Follow step two—take time away, redirect your heart toward God, and allow Him to reveal areas where you may need to adopt a different posture. Maybe, you’re carrying bitterness, anger, or pride, and these emotions are driving your actions or words. Rather than digging in your heels, uproot these feelings, and let God do His work in you.
4. Choose to repair and reconnect.
Just as loving someone is a daily, or even hourly, decision, so is repairing conflict. A conversation dedicated to repairing and reconnecting can play out in several ways, depending on how you’re feeling and why the conflict escalated in the first place. Here are a few ways you can navigate repair and work toward reconnecting with your spouse.
What is the fear you have that was triggered by the conflict? Did you feel worthless, devalued, rejected, or judged? Or, did you feel out of control or alone in the moment? Calling this out can help your husband or wife better understand why you reacted the way you did.
Sometimes, you just need to refer to age-old tactics you’ve been taught to use your whole life—say, “Sorry,” and explain what you’re sorry for. These are key steps toward forgiveness and repair in any relationship, including your marriage. In this step, be specific. Maybe you reacted by withdrawing from your spouse, blaming them, or belittling them. By calling out exactly what you’re sorry for doing, you let the other person know that specific reaction is one you want to avoid in the future.
You took an opportunity to share about how you felt and why it made you react in a certain way, but it’s also important to acknowledge your spouse’s feelings and affirm that you understand how your actions prompted them. Making your husband or wife feel seen and safe is always important, but it’s especially important in moments of vulnerability.

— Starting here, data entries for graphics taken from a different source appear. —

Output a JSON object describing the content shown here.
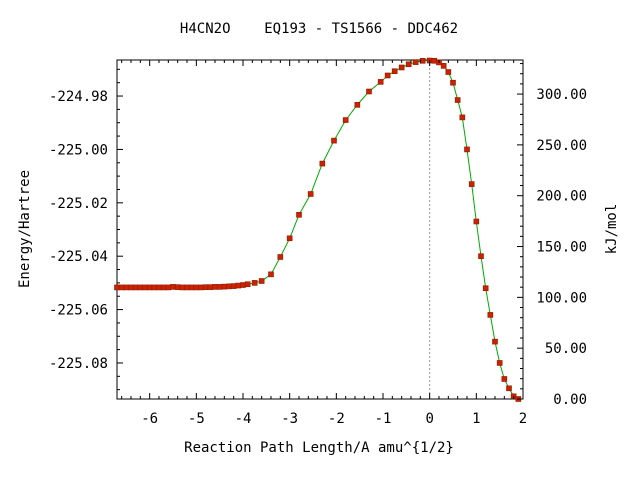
{
  "chart_data": {
    "type": "line",
    "title": "H4CN2O    EQ193 - TS1566 - DDC462",
    "xlabel": "Reaction Path Length/A amu^{1/2}",
    "ylabel": "Energy/Hartree",
    "y2label": "kJ/mol",
    "xlim": [
      -6.7,
      2.0
    ],
    "ylim": [
      -225.0935,
      -224.9665
    ],
    "y2lim": [
      0.0,
      333.5
    ],
    "xticks": [
      "-6",
      "-5",
      "-4",
      "-3",
      "-2",
      "-1",
      "0",
      "1",
      "2"
    ],
    "yticks": [
      "-224.98",
      "-225.00",
      "-225.02",
      "-225.04",
      "-225.06",
      "-225.08"
    ],
    "y2ticks": [
      "0.00",
      "50.00",
      "100.00",
      "150.00",
      "200.00",
      "250.00",
      "300.00"
    ],
    "ts_x": 0.0,
    "colors": {
      "line": "#00aa00",
      "marker": "#cc2200",
      "marker_edge": "#8b1a00",
      "ts_line": "#999999"
    },
    "series": [
      {
        "x": [
          -6.7,
          -6.6,
          -6.5,
          -6.4,
          -6.3,
          -6.2,
          -6.1,
          -6.0,
          -5.9,
          -5.8,
          -5.7,
          -5.6,
          -5.5,
          -5.4,
          -5.3,
          -5.2,
          -5.1,
          -5.0,
          -4.9,
          -4.8,
          -4.7,
          -4.6,
          -4.5,
          -4.4,
          -4.3,
          -4.2,
          -4.1,
          -4.0,
          -3.9,
          -3.75,
          -3.6,
          -3.4,
          -3.2,
          -3.0,
          -2.8,
          -2.55,
          -2.3,
          -2.05,
          -1.8,
          -1.55,
          -1.3,
          -1.05,
          -0.9,
          -0.75,
          -0.6,
          -0.45,
          -0.3,
          -0.15,
          0.0,
          0.1,
          0.2,
          0.3,
          0.4,
          0.5,
          0.6,
          0.7,
          0.8,
          0.9,
          1.0,
          1.1,
          1.2,
          1.3,
          1.4,
          1.5,
          1.6,
          1.7,
          1.8,
          1.9
        ],
        "y": [
          -225.0517,
          -225.0517,
          -225.0517,
          -225.0517,
          -225.0517,
          -225.0517,
          -225.0517,
          -225.0517,
          -225.0517,
          -225.0517,
          -225.0517,
          -225.0517,
          -225.0515,
          -225.0516,
          -225.0517,
          -225.0517,
          -225.0517,
          -225.0517,
          -225.0517,
          -225.0516,
          -225.0516,
          -225.0515,
          -225.0515,
          -225.0514,
          -225.0513,
          -225.0512,
          -225.051,
          -225.0508,
          -225.0505,
          -225.05,
          -225.0493,
          -225.0468,
          -225.0403,
          -225.0333,
          -225.0245,
          -225.0167,
          -225.0053,
          -224.9967,
          -224.989,
          -224.9833,
          -224.9783,
          -224.9747,
          -224.9723,
          -224.9707,
          -224.9693,
          -224.9681,
          -224.9673,
          -224.9668,
          -224.9667,
          -224.9668,
          -224.9674,
          -224.9687,
          -224.971,
          -224.975,
          -224.9815,
          -224.988,
          -225.0,
          -225.013,
          -225.027,
          -225.04,
          -225.052,
          -225.062,
          -225.072,
          -225.08,
          -225.086,
          -225.0895,
          -225.0925,
          -225.0935
        ]
      }
    ]
  }
}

Did we mention that saying, “I’m sorry,” can take you further than you probably think? It’s one of the greatest gestures of humility you can offer in a moment of reconciliation with your spouse. In addition to apologizing, go one step further by asking what can be done to make things right. Work to repair any feelings or layers of trust that may have been damaged along the way. This may be as simple as handling the same topic differently the next time, or it may require more time and intentionality to bring true healing. Each conflict is different and will need its own special attention to be repaired.
All marriages have conflict—even healthy marriages. So, try your best to avoid running from conflict. Instead, embrace the opportunity to repair conflict well, so it doesn’t strain your marriage overall. Ask God to help you utilize the steps above whenever you and your spouse are at odds. Let Him guide you as you reconnect with your spouse and Him.